Endocrine Abnormalities in Aging Survivors of Childhood Cancer: A Report From the Childhood Cancer Survivor Study

Abstract

Purpose: The development of endocrinopathies in survivors of childhood cancer as they age remains understudied. We characterized endocrine outcomes in aging survivors from the Childhood Cancer Survivor Study on the basis of therapeutic exposures.

Patients and methods: We analyzed self-reported conditions in 14,290 5-year survivors from the Childhood Cancer Survivor Study, with a median age 6 years (range, < 1 to 20 years) at diagnosis and 32 years (range, 5 to 58 years) at last follow-up. Identification of high-risk therapeutic exposures was adopted from the Children's Oncology Group Long-Term Follow-Up Guidelines. Cumulative incidence curves and prevalence estimates quantified and regression models compared risks of primary hypothyroidism, hyperthyroidism, thyroid neoplasms, hypopituitarism, obesity, diabetes mellitus, or gonadal dysfunction between survivors and siblings.
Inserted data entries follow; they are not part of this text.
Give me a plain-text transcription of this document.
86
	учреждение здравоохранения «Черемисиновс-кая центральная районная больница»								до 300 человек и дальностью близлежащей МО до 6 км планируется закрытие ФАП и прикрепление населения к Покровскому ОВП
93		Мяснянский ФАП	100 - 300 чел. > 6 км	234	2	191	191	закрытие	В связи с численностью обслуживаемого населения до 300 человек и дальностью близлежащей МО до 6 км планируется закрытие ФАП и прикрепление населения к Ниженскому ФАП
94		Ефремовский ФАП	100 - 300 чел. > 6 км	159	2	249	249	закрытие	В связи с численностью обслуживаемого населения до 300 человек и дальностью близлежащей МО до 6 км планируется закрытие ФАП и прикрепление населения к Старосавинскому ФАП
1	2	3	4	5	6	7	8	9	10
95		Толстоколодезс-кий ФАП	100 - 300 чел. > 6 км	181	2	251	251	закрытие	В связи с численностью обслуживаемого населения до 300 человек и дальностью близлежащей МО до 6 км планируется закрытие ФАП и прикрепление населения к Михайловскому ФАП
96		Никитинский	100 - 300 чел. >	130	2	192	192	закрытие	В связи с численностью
Results: The cumulative incidence and prevalence of endocrine abnormalities increased across the lifespan of survivors (P < .01 for all). Risk was significantly higher in survivors exposed to high-risk therapies compared with survivors not so exposed for primary hypothyroidism (hazard ratio [HR], 6.6; 95% CI, 5.6 to 7.8), hyperthyroidism (HR, 1.8; 95% CI, 1.2 to 2.8), thyroid nodules (HR, 6.3; 95% CI, 5.2 to 7.5), thyroid cancer (HR, 9.2; 95% CI, 6.2 to 13.7), growth hormone deficiency (HR, 5.3; 95% CI, 4.3 to 6.4), obesity (relative risk, 1.8; 95% CI, 1.7 to 2.0), and diabetes mellitus (relative risk, 1.9; 95% CI, 1.6 to 2.4). Women exposed to high-risk therapies had six-fold increased risk for premature ovarian insufficiency (P < .001), and men demonstrated higher prevalence of testosterone replacement (P < .001) after cyclophosphamide equivalent dose of 20 g/m(2) or greater or testicular irradiation with 20 Gy or greater. Survivors demonstrated an increased risk for all thyroid disorders and diabetes mellitus regardless of treatment exposures compared with siblings (P < .001 for all).
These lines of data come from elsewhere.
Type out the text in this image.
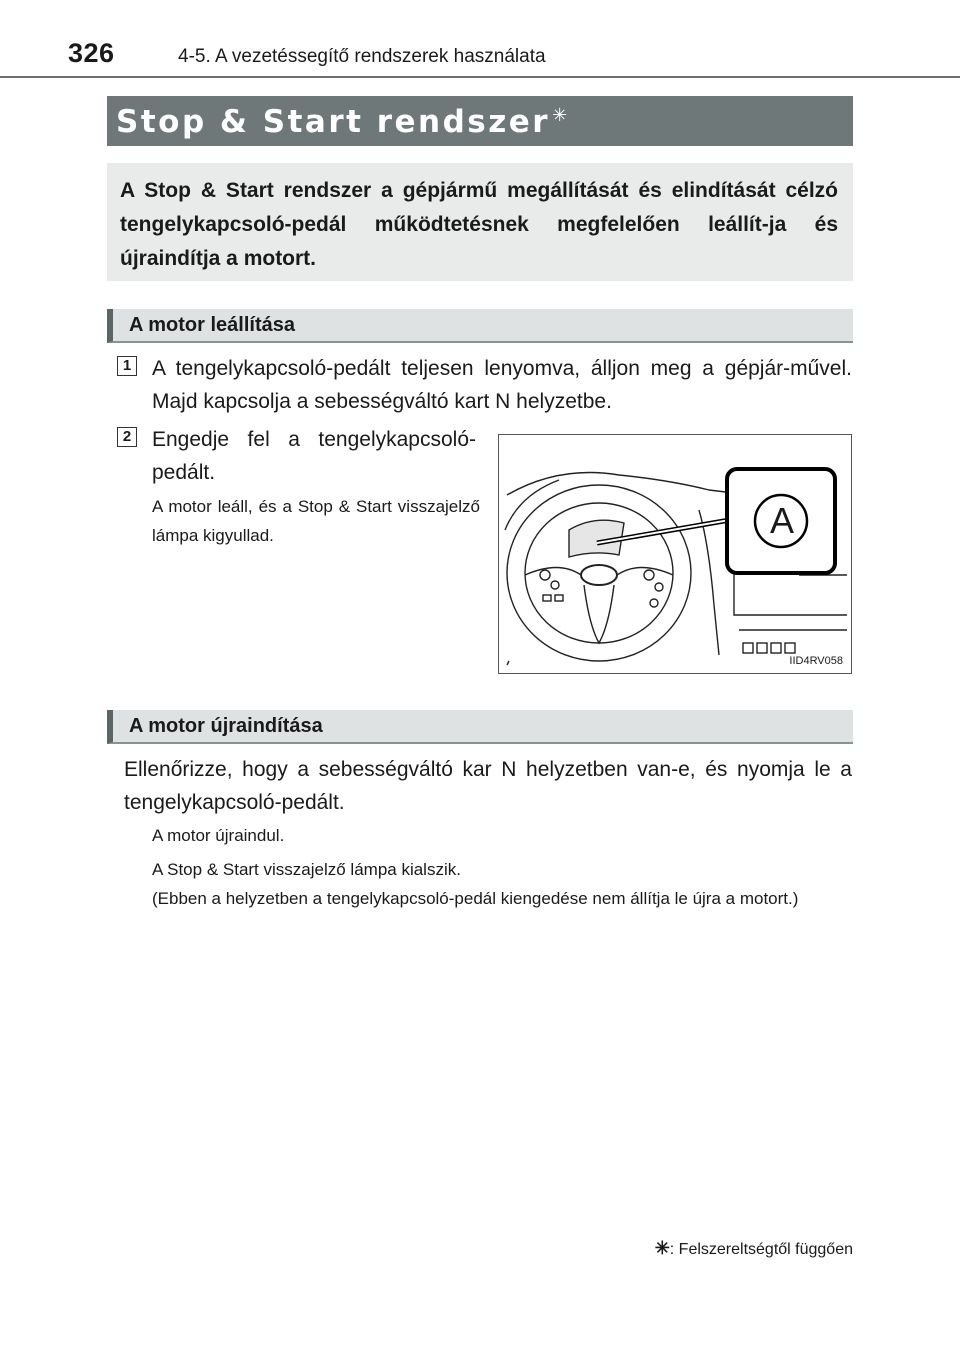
326	4-5. A vezetéssegítő rendszerek használata
Stop & Start rendszer ✳
A Stop & Start rendszer a gépjármű megállítását és elindítását célzó tengelykapcsoló-pedál működtetésnek megfelelően leállít-ja és újraindítja a motort.
A motor leállítása
1 A tengelykapcsoló-pedált teljesen lenyomva, álljon meg a gépjár-művel. Majd kapcsolja a sebességváltó kart N helyzetbe.
2 Engedje fel a tengelykapcsoló-pedált.
A motor leáll, és a Stop & Start visszajelző lámpa kigyullad.	A
IID4RV058
A motor újraindítása
Ellenőrizze, hogy a sebességváltó kar N helyzetben van-e, és nyomja le a tengelykapcsoló-pedált.
A motor újraindul.
A Stop & Start visszajelző lámpa kialszik.
(Ebben a helyzetben a tengelykapcsoló-pedál kiengedése nem állítja le újra a motort.)
✳: Felszereltségtől függően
Conclusion: Endocrinopathies in survivors increased substantially over time, underscoring the need for lifelong subspecialty follow-up of those at risk.

Fig 1.

Cumulative incidence of thyroid disorders: (A, B) underactive thyroid, (C, D) overactive thyroid, (E, F) thyroid nodules, and (G, H) thyroid cancer in (A, C, E, G) survivors overall and (B, D, F, H) survivors stratified by treatment exposure. Thin lines represent 95% CIs. HP, hypothalamic pituitary. (*) P < .01 for comparison versus the non–high-risk exposure group.

Fig 2.

Risk for (A, B) underactive thyroid and (C, D) other thyroid disorders, obesity, and diabetes mellitus in (A, C) survivors compared with siblings and (B, D) survivors according to treatment exposure. Bars represent 95% CIs. For obesity outcome, the 95% CIs are narrower than the width of the square plotting symbol. High-risk exposure for thyroid cancer includes thyroid irradiation with > 5 to 30 Gy, and non–high-risk exposure includes thyroid irradiation with 0 to ≤ 5 Gy or > 30 Gy. HP, hypothalamic pituitary.

Fig 3.

Prevalence of (A, B) obesity and (C, D) diabetes mellitus in (A, C) survivors overall compared with siblings and (B, D) survivors according to treatment exposure. Bars represent 95% CIs. TBI, total-body irradiation. (*) P < .05.

Fig 4.

Prevalence of (A) premature ovarian insufficiency in female survivors and (B) testosterone medication use in male survivors by age according to treatment exposure. Bars represent 95% CIs. CED, cyclophosphamide equivalent dose. (*) P < .001. (†) P < .01.

Fig 5.

Cumulative incidence of self-reported growth hormone deficiency in survivors by treatment exposure. Thin lines represent 95% CIs. HP, hypothalamic pituitary. (*) P < .001.

Fig A1.

Prevalence of adrenocorticotropic hormone deficiency by age among survivors by treatment exposure. Bars denote 95% CIs. HP, hypothalamic pituitary. (*) P < .05.